Pada tahun 1994, John Tobing mendapatkan gelar sarjana dari Fakultas Filsafat UGM. Setelah lulus, ia memilih berkarier di LSM. Pada tahun yang sama, ia kemudian pindah ke perusahaan pers Batak. Pada tahun 2001, ia memutuskan untuk berkarier sebagai wirausaha mebel. Selain menjadi pengusaha, ia juga aktif dalam kegiatan politik di Provinsi Riau selama 4 tahun.
Pada tahun 2013, ia pernah menggelar konser di Teater Kecil Taman Ismail Marzuki (TIM), Jakarta. Konser ini cukup mendapatkan perhatian publik dan karyanya pun mendapatkan banyak apresiasi. Setelah konser tersebut, sekitar 600 lagu telah ia ciptakan dengan bertemakan perjuangan.
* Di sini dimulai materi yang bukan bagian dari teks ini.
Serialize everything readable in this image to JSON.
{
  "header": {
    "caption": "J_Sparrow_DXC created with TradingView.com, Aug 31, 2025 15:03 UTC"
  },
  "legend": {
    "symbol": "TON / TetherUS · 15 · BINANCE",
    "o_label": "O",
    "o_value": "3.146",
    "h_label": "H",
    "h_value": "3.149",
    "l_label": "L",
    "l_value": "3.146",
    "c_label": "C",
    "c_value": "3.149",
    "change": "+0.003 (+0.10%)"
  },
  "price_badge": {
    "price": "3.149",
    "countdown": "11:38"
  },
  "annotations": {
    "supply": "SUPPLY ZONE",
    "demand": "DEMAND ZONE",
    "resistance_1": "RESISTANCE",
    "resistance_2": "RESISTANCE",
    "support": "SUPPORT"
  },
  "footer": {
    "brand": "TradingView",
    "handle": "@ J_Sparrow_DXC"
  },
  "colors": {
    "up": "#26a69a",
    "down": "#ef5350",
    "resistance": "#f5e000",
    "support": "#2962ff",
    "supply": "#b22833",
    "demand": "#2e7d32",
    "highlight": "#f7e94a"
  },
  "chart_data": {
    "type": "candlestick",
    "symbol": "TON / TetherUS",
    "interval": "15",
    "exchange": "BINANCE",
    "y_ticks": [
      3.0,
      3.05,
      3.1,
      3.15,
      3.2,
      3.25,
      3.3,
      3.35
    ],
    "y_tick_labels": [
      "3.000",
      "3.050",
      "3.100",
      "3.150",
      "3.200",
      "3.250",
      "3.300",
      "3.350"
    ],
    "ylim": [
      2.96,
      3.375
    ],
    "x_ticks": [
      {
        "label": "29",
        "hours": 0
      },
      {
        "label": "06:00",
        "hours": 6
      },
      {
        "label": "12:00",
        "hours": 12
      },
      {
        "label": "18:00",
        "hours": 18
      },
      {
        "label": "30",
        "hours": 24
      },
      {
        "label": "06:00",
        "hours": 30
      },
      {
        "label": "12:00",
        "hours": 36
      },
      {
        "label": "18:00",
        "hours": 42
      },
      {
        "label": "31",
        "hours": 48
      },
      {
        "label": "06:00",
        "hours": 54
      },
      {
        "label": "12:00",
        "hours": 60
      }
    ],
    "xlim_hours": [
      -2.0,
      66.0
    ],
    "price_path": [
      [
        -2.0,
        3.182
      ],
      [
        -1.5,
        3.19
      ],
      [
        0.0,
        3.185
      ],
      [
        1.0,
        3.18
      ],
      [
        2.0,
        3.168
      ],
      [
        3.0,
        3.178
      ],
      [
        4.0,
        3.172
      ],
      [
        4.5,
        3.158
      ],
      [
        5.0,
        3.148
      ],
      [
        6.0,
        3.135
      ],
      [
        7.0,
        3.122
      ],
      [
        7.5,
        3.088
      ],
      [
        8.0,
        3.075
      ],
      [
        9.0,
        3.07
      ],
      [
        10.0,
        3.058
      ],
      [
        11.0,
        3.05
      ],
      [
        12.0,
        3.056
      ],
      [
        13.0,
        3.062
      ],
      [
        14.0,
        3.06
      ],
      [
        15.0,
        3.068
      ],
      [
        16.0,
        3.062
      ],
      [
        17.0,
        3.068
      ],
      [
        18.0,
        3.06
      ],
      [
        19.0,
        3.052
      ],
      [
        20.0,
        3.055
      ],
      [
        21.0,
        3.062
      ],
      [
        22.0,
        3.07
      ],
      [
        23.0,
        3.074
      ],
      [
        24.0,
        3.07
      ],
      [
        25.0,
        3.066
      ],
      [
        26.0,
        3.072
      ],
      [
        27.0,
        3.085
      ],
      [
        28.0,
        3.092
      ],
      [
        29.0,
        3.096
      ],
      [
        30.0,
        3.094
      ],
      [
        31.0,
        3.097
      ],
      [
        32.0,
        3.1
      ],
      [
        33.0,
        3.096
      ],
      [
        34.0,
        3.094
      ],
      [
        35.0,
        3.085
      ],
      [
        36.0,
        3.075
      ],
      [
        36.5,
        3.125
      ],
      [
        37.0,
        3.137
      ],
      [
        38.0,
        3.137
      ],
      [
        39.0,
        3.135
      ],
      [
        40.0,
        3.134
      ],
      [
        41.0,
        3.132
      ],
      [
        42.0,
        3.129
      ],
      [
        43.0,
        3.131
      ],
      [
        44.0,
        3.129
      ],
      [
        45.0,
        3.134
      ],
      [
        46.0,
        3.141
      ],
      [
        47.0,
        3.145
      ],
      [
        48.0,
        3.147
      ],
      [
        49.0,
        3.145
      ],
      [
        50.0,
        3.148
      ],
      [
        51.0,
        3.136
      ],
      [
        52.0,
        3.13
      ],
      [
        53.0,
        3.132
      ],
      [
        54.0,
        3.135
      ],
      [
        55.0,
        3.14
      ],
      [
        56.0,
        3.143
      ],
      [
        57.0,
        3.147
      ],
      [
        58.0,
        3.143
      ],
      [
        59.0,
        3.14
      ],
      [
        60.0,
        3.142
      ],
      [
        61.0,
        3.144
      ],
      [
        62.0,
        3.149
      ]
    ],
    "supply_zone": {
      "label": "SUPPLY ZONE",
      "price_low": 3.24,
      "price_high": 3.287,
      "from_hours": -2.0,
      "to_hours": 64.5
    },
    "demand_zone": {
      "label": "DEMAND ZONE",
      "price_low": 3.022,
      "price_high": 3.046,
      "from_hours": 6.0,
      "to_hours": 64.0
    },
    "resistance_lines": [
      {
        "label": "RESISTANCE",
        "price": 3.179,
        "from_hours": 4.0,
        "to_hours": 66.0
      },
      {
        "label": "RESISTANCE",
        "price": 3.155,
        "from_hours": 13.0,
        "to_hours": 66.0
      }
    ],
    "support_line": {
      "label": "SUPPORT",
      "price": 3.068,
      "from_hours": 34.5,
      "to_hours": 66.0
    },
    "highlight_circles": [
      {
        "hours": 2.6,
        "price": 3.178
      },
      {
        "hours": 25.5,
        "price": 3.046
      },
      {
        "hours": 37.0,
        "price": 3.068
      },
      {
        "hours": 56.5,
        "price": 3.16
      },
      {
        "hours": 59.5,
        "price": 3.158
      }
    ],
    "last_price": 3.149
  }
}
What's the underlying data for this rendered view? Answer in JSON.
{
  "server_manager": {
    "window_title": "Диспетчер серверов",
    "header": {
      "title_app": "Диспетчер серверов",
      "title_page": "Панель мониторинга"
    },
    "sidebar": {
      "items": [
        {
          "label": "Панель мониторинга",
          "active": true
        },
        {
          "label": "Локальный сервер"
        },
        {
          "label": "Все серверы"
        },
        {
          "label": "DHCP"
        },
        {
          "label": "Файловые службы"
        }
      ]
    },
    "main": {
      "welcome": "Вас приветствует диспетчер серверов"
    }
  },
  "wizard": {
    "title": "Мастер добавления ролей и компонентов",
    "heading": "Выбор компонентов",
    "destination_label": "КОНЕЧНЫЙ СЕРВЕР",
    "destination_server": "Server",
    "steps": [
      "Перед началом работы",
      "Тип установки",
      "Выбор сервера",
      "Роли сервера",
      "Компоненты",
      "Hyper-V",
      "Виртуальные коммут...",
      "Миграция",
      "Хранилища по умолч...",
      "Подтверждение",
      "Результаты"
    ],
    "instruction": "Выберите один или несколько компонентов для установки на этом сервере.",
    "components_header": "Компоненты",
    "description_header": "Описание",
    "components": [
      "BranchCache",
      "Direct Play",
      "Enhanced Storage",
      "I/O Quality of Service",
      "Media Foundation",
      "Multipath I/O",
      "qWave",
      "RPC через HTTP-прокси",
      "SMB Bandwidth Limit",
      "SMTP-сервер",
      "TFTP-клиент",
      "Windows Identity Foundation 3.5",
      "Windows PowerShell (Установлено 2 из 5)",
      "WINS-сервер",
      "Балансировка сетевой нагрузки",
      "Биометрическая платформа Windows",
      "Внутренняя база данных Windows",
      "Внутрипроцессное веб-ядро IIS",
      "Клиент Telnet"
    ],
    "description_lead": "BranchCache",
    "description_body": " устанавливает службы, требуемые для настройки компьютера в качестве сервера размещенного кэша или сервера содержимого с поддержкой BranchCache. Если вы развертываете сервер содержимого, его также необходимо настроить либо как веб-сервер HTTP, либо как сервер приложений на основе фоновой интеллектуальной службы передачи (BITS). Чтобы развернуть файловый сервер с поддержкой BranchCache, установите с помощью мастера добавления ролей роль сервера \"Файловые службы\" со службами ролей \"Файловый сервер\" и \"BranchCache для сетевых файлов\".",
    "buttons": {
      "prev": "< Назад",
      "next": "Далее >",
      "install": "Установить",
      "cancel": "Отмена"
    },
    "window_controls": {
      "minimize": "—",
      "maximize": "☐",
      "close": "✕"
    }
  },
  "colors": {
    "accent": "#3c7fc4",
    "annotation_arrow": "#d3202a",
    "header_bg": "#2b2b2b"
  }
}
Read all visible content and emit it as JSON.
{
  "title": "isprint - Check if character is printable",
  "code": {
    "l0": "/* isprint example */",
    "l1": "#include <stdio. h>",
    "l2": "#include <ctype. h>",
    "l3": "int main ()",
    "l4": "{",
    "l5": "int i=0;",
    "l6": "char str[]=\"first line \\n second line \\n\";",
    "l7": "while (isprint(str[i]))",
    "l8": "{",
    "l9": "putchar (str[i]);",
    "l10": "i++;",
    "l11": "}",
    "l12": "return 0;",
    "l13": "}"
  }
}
Bagi John, musik adalah sarana untuk menggambarkan apa yang ia rasakan. Dengan musik, ia berhasil menyuarakan harapan untuk Indonesia yang lebih baik kedepannya. Selain itu, ia menganggap hidup adalah perjuangan untuk menciptakan karya yang bermakna bagi bangsa. Pada tahun 2024, bertepatan dengan perayaan Lustrum ke-15 dan Dies Natalis-75 UGM, ia menerima penghargaan sebagai Alumni Berprestasi Kategori Pelopor Pelestari Kebudayaan.